To deny gays and lesbians the ability to register any sort of civil union with the appropriate state authorities — notice I didn’t say marriage necessarily — because of the fear that this policy will weaken heterosexual marriage is to use gays and lesbians as means to an end rather than treating them as ends in and of themselves as fellow citizens. That is, to deny them some kind of standard-form contract to order their affairs as couples, even though the marriage standard-form contract is offered by the states to heterosexual couples in part to accomplish that end (I know the purpose goes beyond that, but it includes that, obviously), is to suggest that their practical needs and personal wishes are to be set aside for the sake of a general societal good.

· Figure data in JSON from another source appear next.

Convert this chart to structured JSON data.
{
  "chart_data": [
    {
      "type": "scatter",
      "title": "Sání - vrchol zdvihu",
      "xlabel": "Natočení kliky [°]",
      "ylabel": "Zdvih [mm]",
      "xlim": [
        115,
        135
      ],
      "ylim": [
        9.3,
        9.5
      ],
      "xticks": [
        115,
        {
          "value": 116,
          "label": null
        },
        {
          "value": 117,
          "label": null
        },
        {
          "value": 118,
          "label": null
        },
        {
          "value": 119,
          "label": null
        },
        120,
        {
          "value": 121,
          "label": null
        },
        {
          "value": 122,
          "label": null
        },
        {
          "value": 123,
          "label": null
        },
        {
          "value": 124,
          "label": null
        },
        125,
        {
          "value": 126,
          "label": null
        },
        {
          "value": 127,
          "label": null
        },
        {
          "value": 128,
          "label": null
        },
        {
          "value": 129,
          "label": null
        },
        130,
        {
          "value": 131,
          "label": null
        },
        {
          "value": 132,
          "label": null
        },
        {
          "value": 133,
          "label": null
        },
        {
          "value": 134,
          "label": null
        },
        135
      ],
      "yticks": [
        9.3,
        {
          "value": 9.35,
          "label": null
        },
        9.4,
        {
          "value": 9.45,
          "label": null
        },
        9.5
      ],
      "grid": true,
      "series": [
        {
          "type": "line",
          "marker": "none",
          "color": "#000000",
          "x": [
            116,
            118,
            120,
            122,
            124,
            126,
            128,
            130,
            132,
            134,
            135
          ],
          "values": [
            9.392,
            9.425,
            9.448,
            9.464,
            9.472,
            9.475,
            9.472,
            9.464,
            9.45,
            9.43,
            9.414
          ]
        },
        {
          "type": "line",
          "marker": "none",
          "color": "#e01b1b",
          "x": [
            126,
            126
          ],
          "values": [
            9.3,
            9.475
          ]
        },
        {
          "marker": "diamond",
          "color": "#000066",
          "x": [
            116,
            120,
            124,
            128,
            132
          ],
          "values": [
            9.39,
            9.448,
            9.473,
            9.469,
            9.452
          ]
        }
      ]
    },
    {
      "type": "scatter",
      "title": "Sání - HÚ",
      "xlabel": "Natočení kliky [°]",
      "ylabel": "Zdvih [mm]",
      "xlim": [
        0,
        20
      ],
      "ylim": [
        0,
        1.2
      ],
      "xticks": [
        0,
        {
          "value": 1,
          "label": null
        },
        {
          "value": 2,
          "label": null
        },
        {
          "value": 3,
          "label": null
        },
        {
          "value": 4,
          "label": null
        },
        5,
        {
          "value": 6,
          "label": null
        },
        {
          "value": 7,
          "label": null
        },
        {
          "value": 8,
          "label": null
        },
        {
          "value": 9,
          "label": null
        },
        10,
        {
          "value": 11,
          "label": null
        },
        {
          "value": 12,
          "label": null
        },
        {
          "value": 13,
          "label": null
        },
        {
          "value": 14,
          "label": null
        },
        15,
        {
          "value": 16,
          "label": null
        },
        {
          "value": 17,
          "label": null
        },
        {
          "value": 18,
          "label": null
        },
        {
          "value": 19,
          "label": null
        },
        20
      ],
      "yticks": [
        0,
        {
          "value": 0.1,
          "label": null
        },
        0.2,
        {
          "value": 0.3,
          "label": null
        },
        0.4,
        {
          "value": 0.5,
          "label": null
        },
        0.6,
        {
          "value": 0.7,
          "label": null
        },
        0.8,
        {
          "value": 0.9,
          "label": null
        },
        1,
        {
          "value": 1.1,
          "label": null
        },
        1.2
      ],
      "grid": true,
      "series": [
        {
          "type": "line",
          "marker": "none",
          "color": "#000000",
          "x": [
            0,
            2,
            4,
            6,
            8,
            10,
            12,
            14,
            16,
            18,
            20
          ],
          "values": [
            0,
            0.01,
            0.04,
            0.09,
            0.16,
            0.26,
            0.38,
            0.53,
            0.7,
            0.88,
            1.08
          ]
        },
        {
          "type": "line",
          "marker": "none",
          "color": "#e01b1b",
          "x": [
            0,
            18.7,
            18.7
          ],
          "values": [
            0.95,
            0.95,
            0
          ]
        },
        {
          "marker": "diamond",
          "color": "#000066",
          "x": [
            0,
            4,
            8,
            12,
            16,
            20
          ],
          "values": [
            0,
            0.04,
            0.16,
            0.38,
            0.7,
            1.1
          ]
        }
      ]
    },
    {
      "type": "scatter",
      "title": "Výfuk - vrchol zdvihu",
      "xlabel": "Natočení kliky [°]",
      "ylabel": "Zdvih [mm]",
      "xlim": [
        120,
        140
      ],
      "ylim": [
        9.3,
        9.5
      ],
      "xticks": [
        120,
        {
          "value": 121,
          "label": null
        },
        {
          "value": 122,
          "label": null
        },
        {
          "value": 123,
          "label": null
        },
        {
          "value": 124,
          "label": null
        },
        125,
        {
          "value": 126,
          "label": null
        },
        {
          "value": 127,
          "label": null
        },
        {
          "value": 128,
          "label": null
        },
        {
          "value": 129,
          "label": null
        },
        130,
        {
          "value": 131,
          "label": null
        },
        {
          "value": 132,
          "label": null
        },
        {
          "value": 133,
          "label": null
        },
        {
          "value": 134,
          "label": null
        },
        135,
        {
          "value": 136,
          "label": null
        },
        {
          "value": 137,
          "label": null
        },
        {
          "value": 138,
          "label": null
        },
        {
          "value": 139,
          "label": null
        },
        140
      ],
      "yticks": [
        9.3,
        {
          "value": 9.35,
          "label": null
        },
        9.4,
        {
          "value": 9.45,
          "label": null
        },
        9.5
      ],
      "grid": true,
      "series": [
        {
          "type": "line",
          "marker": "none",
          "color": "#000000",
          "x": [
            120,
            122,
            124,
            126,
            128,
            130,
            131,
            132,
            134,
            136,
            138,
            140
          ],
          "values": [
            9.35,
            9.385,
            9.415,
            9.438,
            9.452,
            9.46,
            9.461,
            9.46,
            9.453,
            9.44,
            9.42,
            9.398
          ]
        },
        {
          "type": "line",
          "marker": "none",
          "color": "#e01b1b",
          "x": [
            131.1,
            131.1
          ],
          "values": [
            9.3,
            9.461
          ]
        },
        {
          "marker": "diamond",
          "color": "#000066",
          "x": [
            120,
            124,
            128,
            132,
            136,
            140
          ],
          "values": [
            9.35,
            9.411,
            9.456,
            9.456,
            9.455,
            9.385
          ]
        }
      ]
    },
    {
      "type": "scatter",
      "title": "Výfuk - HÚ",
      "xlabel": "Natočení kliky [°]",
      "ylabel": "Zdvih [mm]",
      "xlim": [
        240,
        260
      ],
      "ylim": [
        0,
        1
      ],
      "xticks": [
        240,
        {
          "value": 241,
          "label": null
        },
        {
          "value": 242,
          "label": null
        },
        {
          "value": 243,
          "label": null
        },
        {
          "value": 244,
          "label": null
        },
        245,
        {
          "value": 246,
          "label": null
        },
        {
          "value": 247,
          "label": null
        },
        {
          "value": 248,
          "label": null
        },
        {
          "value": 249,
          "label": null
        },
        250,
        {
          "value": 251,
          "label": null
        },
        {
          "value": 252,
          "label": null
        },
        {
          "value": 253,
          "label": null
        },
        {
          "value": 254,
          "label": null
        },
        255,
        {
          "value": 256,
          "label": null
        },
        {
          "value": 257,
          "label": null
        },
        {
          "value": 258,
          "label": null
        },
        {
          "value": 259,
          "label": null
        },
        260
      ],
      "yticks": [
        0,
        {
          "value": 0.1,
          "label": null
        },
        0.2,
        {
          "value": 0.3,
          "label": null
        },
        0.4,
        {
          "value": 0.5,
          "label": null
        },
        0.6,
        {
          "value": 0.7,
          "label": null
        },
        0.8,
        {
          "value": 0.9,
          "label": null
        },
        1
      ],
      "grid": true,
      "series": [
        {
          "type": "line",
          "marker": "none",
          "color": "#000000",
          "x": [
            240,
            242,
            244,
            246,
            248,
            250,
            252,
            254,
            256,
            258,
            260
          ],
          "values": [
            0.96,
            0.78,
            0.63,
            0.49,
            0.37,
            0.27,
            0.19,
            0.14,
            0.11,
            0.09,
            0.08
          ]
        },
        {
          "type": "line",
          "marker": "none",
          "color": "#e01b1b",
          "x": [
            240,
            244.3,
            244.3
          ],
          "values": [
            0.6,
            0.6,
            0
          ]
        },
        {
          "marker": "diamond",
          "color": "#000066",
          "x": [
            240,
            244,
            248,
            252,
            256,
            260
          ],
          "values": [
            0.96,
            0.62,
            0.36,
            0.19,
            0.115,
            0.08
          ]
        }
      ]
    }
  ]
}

In a free society, I would argue, that is simply wrong. Whether a large or small number of gays and lesbians ever get civil unionized is, on this point, irrelevant. Some number would evidently like to do so to address some practical problems of ownership, inheritance, visitation, parental rights, etc, and some of these inevitably deal with public institutions. BTW, I don’t think it is at all feasible, even if it were wise, to separate the state from these issues altogether at this point in American history. We have hundreds of years of common law and many thousands of statutes that assume state-sanctioned marriages and base policies and decisions on them.

The argument is that to expect gays and lesbians to have to bear the cost of addressing all of these complex issues through lawyers and individual contracts, when other citizens have recourse to simple rules and standard-form contracts, is unjust.

See, you sucked me into yet another post on this issue. Shame on you!